Луций слушал с большим вниманием.
— Надо будет посмотреть, может, хотя бы уцелел дневник. Марио сказал, что пол усыпан обрывками разодранных тканей и разорванных рукописей и книг. Вино Антонио тоже пил?
— Он пил вино тоже, но не ради одного удовольствия. Им двигало главным образом смешанное чувство — авантюризм и жажда познания. Он путешествовал не для того, чтобы побывать в незнакомом месте, а как истинный ученый-географ. Вино было одним из тех многих ключей, открывавших ворота неизведанного лабиринта.
— Авантюрист-романтик. Когда слушаешь вас, так и испытываешь желание последовать его примеру.
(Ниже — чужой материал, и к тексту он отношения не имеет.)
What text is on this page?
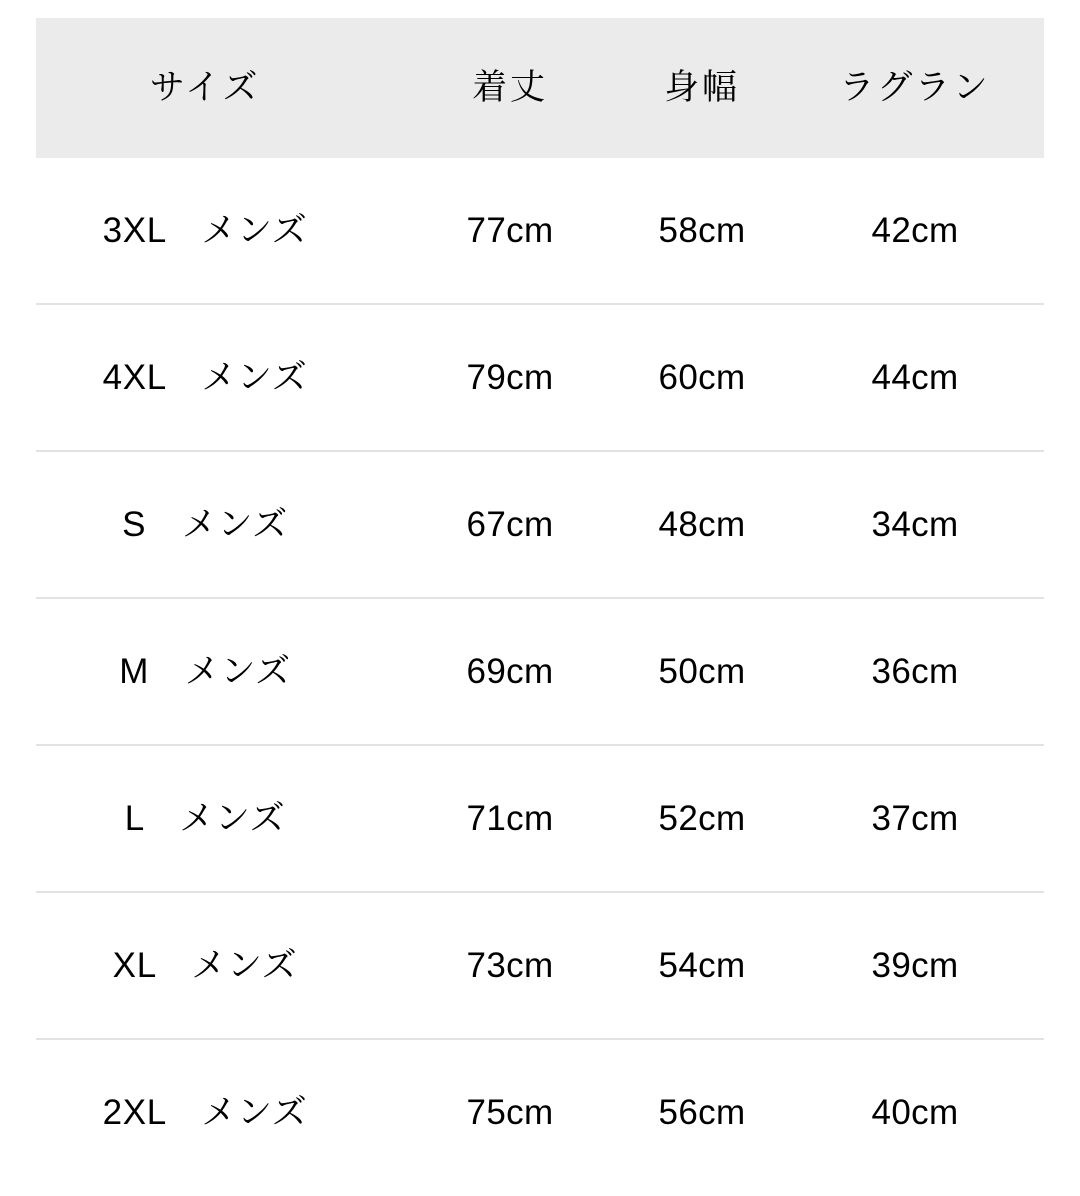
サイズ	着丈	身幅	ラグラン
3XL　メンズ	77cm	58cm	42cm
4XL　メンズ	79cm	60cm	44cm
S　メンズ	67cm	48cm	34cm
M　メンズ	69cm	50cm	36cm
L　メンズ	71cm	52cm	37cm
XL　メンズ	73cm	54cm	39cm
2XL　メンズ	75cm	56cm	40cm
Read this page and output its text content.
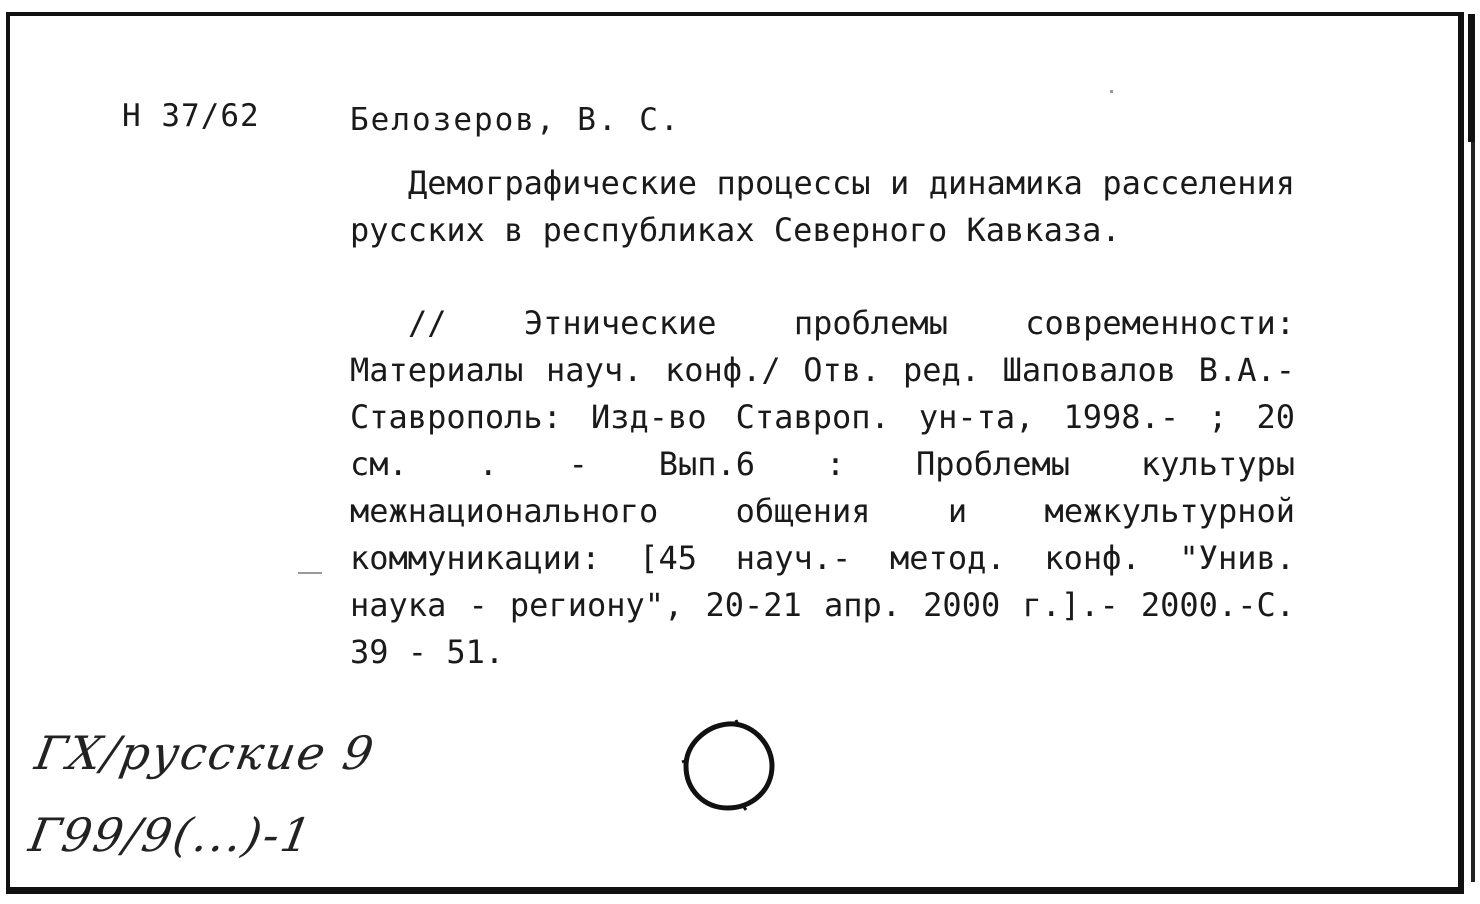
Н 37/62	Белозеров, В. С.
Демографические процессы и динамика расселения русских в республиках Северного Кавказа.
// Этнические проблемы современности: Материалы науч. конф./ Отв. ред. Шаповалов В.А.- Ставрополь: Изд-во Ставроп. ун-та, 1998.- ; 20 см. . - Вып.6 : Проблемы культуры межнационального общения и межкультурной коммуникации: [45 науч.- метод. конф. "Унив. наука - региону", 20-21 апр. 2000 г.].- 2000.-С. 39 - 51.
ГХ/русские 9
Г99/9(...)-1
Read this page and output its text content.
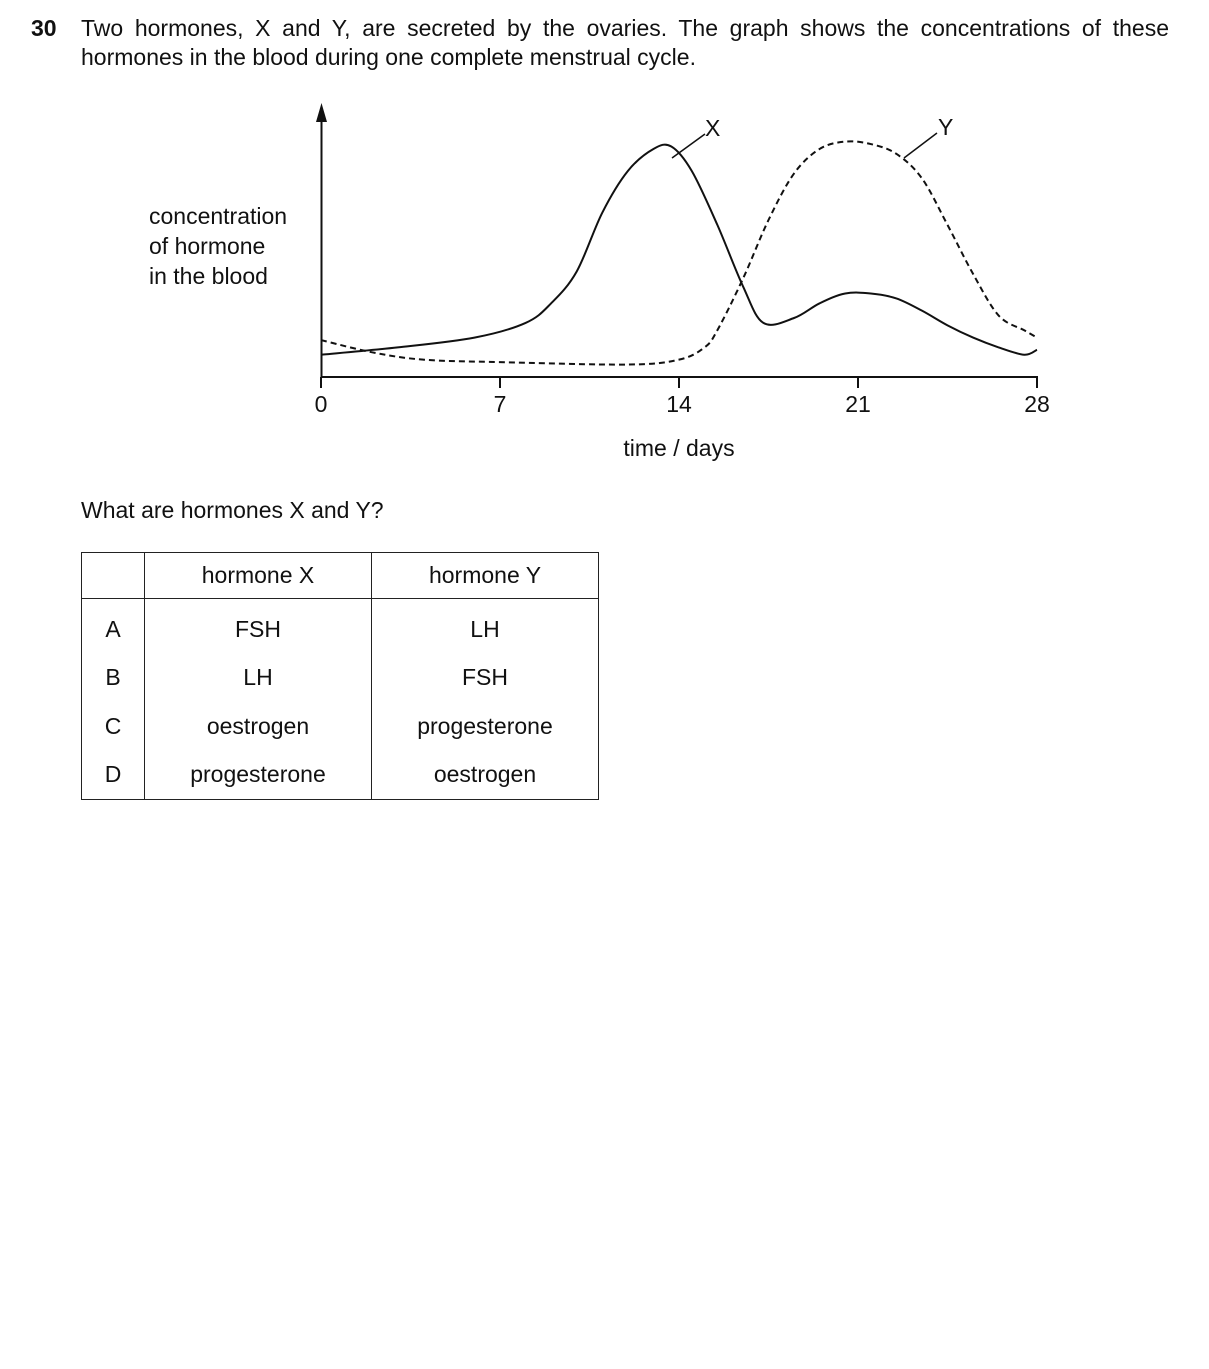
30 Two hormones, X and Y, are secreted by the ovaries. The graph shows the concentrations of these hormones in the blood during one complete menstrual cycle.
concentration
of hormone
in the blood
0	7	14	21	28
time / days
X	Y
What are hormones X and Y?
	hormone X	hormone Y
A	FSH	LH
B	LH	FSH
C	oestrogen	progesterone
D	progesterone	oestrogen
Это еще один из способов, как можно прожить жизнь, своего рода уединенным отшельником в хрупком мире грез.
— Конечно, только я всегда беспокоилась за него. Возможно, все дело было лишь в методике контроля, избавлявшего его от грозящих катастроф и горячечного бреда. Он частенько был близок к этому. У каждой пилюли есть своя формула, считал он, открывающая доступ к определенным загадкам мира. И он верил, что можно постичь субординацию этих формул. «Je, n’ai pas encore trouve ma formule»[65] — вот одно из его изречений. Самые высшие из этих формул должны были, подобно философскому камню, раскрывать тайну универсума.
— Он искал главный ключ, — сказал Луций. — Но не должна ли чудодейственная трава высшей формулы оказаться в таком случае непременно смертельной? И тогда придется решиться на то, чтобы оставить свое тело как дань, если хочешь преступить высшую черту.
Будур Пери кивнула.
— В этом, по-видимому, смысл вашей тайной вечери. Антонио, однако, всегда оставался в разуме, его фантазии не уводили его в абсолютное пространство. Он придерживался своего дневника, другими словами, таких полетов, которые можно описать. Для него существовали запретные врата, он опасался их. Он знал, какова максимальная доза, и всегда придерживался ее в своих экспериментах, действуя наверняка.
Она спустила с колен Аламута, встала и быстро убрала все бутылочки и жмыхи.
— Вот один такой ключ, воспользоваться которым Антонио не решался. Он очень радовался этой находке.
Она подала Луцию зеленый футляр, скорее всего сделанный самим Антонио. Венок из листьев конопли и лавра обвивал арабское слово «эликсир» — прекрасно выполненное тиснение на коже. Луций с осторожностью открыл запор. Он увидел крошечную колбочку и маленький свиток, исписанный мелким почерком. Он принес из своей комнаты лупу, чтобы для начала рассмотреть свиток, вверху которого он увидел начертанные, очевидно, старческой рукой формулы и знаки. Затем шли записи, сделанные рукой Антонио.
«Эликсир. Приобрел из надежного источника через алхимика по имени Фортунио. Утверждают, что этот в высшей степени эффективный экстракт был известен еще эвмолпидам, древним потомственным жрецам Элевсина. Доказано, что он способствует чудесам мангового дерева, используемого и по сей день на моей родине. Действие заключается в том, что потребление его в одинаковой степени усиливает как интуитивные, так и суггестивные силы, а значит, ведет в мир образов только через силу духа. Маг, у которого цветет и плодоносит манговое дерево, пребывает в эпицентре ауры, рождающей мистерии. Даже находясь в состоянии покоя и оцепенения, маг вызывает появление образов, те, множась, сменяют друг друга.